“左联”这个名字,为何至今让人心怀敬意(2)
左联重视与世界文学的联系。在鲁迅、瞿秋白等人的推动下,左联加强对马克思主义文艺理论的译介和研究,以极大努力输入苏联及其他国家的文学作品。据统计,自1919年到1949年,全国翻译出版外国文学书籍约1700种,左联时期翻译出版的占40%。除了高尔基的《母亲》、法捷耶夫的《毁灭》等早期无产阶级文学作品,辛克莱的《屠场》、雷马克的《西线无战事》等其他国家进步作家的作品,也先后被介绍到中国来。
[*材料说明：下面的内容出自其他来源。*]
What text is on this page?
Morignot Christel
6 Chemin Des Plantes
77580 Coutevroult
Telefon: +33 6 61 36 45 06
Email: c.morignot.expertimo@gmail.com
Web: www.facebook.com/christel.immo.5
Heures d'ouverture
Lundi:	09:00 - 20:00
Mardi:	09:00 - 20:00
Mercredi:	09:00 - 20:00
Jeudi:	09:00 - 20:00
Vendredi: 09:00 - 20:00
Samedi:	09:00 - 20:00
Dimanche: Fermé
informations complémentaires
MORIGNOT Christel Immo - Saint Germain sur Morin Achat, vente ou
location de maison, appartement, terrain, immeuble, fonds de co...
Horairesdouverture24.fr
左联的业绩和作品站在了那个时代先进文化的制高点上,更是传诸后世的宝贵财富。2020年,左联成立90周年,中国左翼作家联盟会址纪念馆完成了近20年来最大规模的修缮改建和展陈改版工程,一些尘封的左联往事以新面目呈现在观众面前。
纪念馆三楼,是左翼文艺代表作品的展示。左翼文化大旗之下,文学、电影、戏剧等创作极大活跃。以电影为例,1933年3月,以夏衍为组长的党的电影小组成立。1933年至1937年,陆续拍摄、上映了74部左翼电影。展厅中央,滚动播放着《渔光曲》《马路天使》《风云儿女》等电影片段。
“当年的左联盟员多是一群年轻人,我们希望面向今天的年轻人讲好左联故事。”左联会址纪念馆馆长何瑛说,“对先进文化的不懈求索,正是左联不可磨灭的时代意义。”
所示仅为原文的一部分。